Nii Allotey Odunton, a mining engineer from Ghana, is Secretary-General of the International Seabed Authority, serving a four-year term from January 1, 2009.
Odunton has had more than 20 years of experience in the International Civil Service, with progressively increased responsibilities in marine resource policy formulation, particularly marine mineral resources. Since the establishment of the Authority in 1996 he has concurrently held several positions there at the policy-making level, as Deputy to the Secretary-General, head of the ISA Office of Resources and Environmental Monitoring, Interim Director-General of the Enterprise (the Authority’s seabed mining arm, not yet operational) and Secretary of the Authority’s Assembly. He has conceptualized and convened technical workshops of the Authority, on topics such as deep-seabed polymetallic nodule exploration, the development of environmental guidelines, and proposed technologies for deep-seabed mining of nodules.
He earned a Master of Science degree in Mineral Economics and Mine Finance from the Henry Krumb School of Mines (1974), Columbia University. He then had a brief stint with private industry, spending a year (1974–75) as a Mine Planning Officer with the Bethlehem Steel Corporation at its Rose Mine, Morgantown, Pennsylvania.
Odunton first became associated with the United Nations in 1974, when he and two university colleagues were requested to prepare a paper on resource assessment of the polymetallic nodule deposits in the international sea-bed area to aid the work of the Third United Nations Conference on the Law of the Sea, which was developing an international legal framework for the sea-bed and oceans as a whole.

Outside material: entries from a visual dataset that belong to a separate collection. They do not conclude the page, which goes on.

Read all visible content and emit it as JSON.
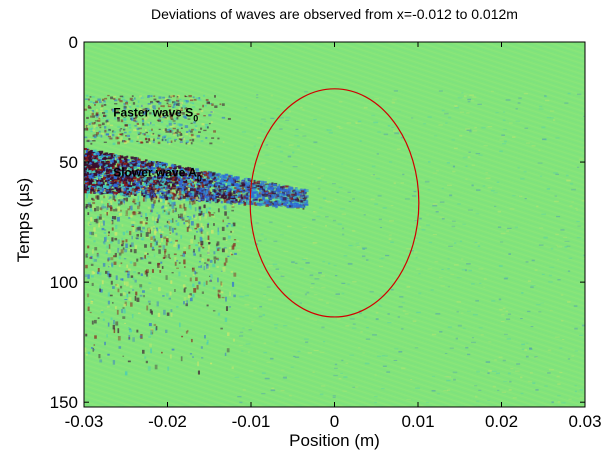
{
  "chart_data": {
    "type": "heatmap",
    "title": "Deviations of waves are observed from x=-0.012 to 0.012m",
    "xlabel": "Position  (m)",
    "ylabel": "Temps (µs)",
    "xlim": [
      -0.03,
      0.03
    ],
    "ylim": [
      0,
      152
    ],
    "y_reversed": true,
    "xticks": [
      -0.03,
      -0.02,
      -0.01,
      0,
      0.01,
      0.02,
      0.03
    ],
    "xtick_labels": [
      "-0.03",
      "-0.02",
      "-0.01",
      "0",
      "0.01",
      "0.02",
      "0.03"
    ],
    "yticks": [
      0,
      50,
      100,
      150
    ],
    "ytick_labels": [
      "0",
      "50",
      "100",
      "150"
    ],
    "grid": false,
    "colors": {
      "background": "#82e47a",
      "wave_dark": "#3a0d2e",
      "wave_red": "#8a1a1a",
      "wave_blue": "#2e6ad8",
      "wave_cyan": "#3fc9c0",
      "wave_yellow": "#d8e86a",
      "ellipse": "#d00000"
    },
    "annotations": [
      {
        "text": "Faster wave S",
        "subscript": "0",
        "x": -0.0265,
        "y": 31
      },
      {
        "text": "Slower wave A",
        "subscript": "0",
        "x": -0.0265,
        "y": 56
      }
    ],
    "ellipse": {
      "cx": 0,
      "cy": 67,
      "rx": 0.0101,
      "ry": 47.5,
      "color": "#d00000"
    },
    "wave_bands": [
      {
        "label": "A0 band",
        "x_start": -0.03,
        "x_end": -0.0035,
        "y_start_top": 44,
        "y_start_bottom": 62,
        "y_end_top": 61,
        "y_end_bottom": 69
      },
      {
        "label": "S0 band",
        "x_start": -0.03,
        "x_end": -0.012,
        "y_top": 22,
        "y_bottom": 42
      }
    ]
  }
}
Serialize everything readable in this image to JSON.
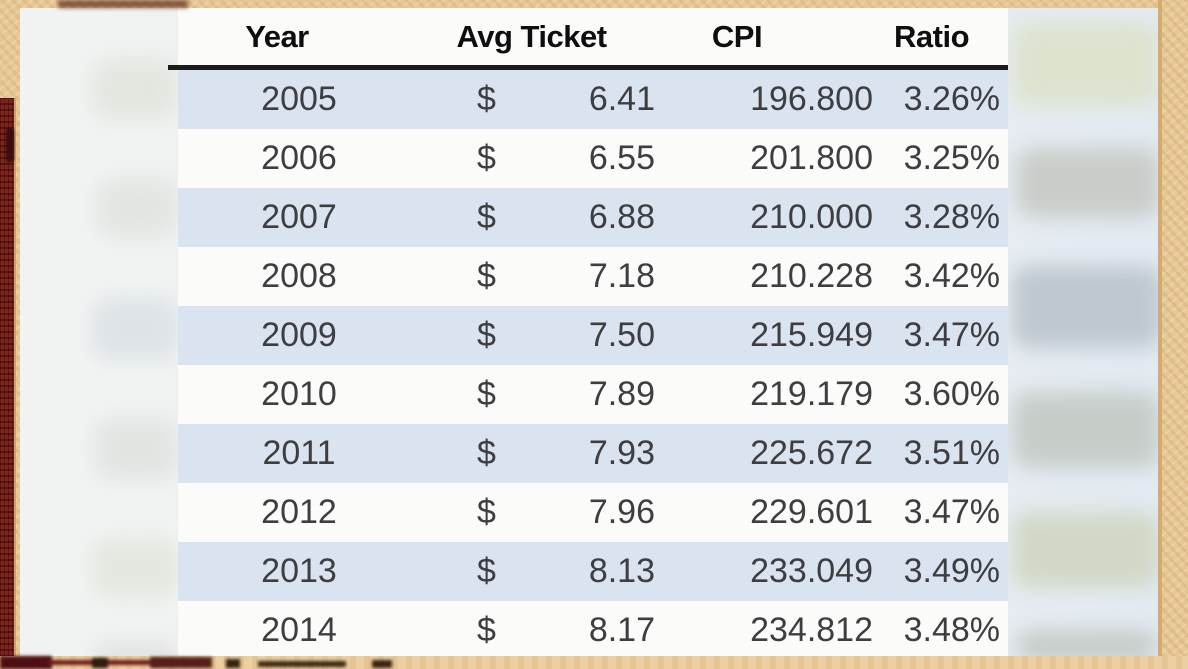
{
  "chart_data": {
    "type": "table",
    "columns": [
      "Year",
      "Avg Ticket",
      "CPI",
      "Ratio"
    ],
    "currency_symbol": "$",
    "rows": [
      {
        "year": "2005",
        "avg_ticket": "6.41",
        "cpi": "196.800",
        "ratio": "3.26%"
      },
      {
        "year": "2006",
        "avg_ticket": "6.55",
        "cpi": "201.800",
        "ratio": "3.25%"
      },
      {
        "year": "2007",
        "avg_ticket": "6.88",
        "cpi": "210.000",
        "ratio": "3.28%"
      },
      {
        "year": "2008",
        "avg_ticket": "7.18",
        "cpi": "210.228",
        "ratio": "3.42%"
      },
      {
        "year": "2009",
        "avg_ticket": "7.50",
        "cpi": "215.949",
        "ratio": "3.47%"
      },
      {
        "year": "2010",
        "avg_ticket": "7.89",
        "cpi": "219.179",
        "ratio": "3.60%"
      },
      {
        "year": "2011",
        "avg_ticket": "7.93",
        "cpi": "225.672",
        "ratio": "3.51%"
      },
      {
        "year": "2012",
        "avg_ticket": "7.96",
        "cpi": "229.601",
        "ratio": "3.47%"
      },
      {
        "year": "2013",
        "avg_ticket": "8.13",
        "cpi": "233.049",
        "ratio": "3.49%"
      },
      {
        "year": "2014",
        "avg_ticket": "8.17",
        "cpi": "234.812",
        "ratio": "3.48%"
      }
    ],
    "layout_hints": {
      "stripe_color": "#dae3f0",
      "table_background": "#fbfbf9",
      "header_rule_color": "#1b1b1b",
      "frame_color": "#e7c795",
      "spine_color": "#7e241b"
    }
  }
}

He later helped prepare background papers for the First Committee of the Conference, which elaborated the sea-bed provisions of the United Nations Convention on the Law of the Sea, completed in 1982.

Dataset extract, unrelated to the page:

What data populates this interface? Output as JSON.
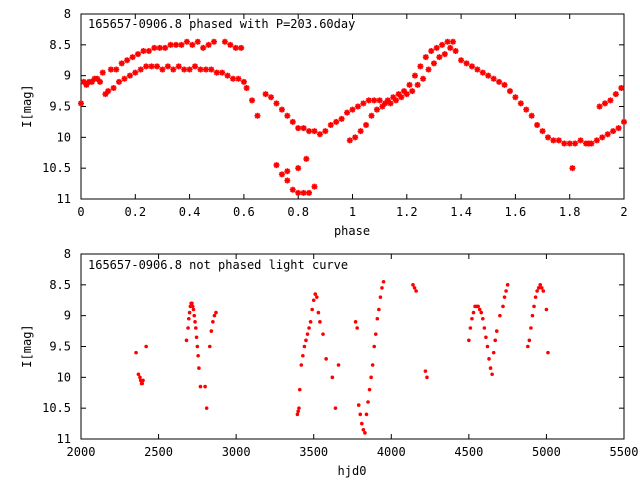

At the United Nations Secretariat in New York he served as an Economic Affairs Officer in its Department of International Economic Social Affairs (1980–1983), where he helped draw up an International Ocean Institute programme on management and use of seabed resources. Odunton subsequently (1984–88) held several other positions in the Department, including Chief of the Mineral Resources Section, Ocean Economics and Technology Branch. As head of this section he was responsible for reports to United Nations meetings on marine mineral resource development.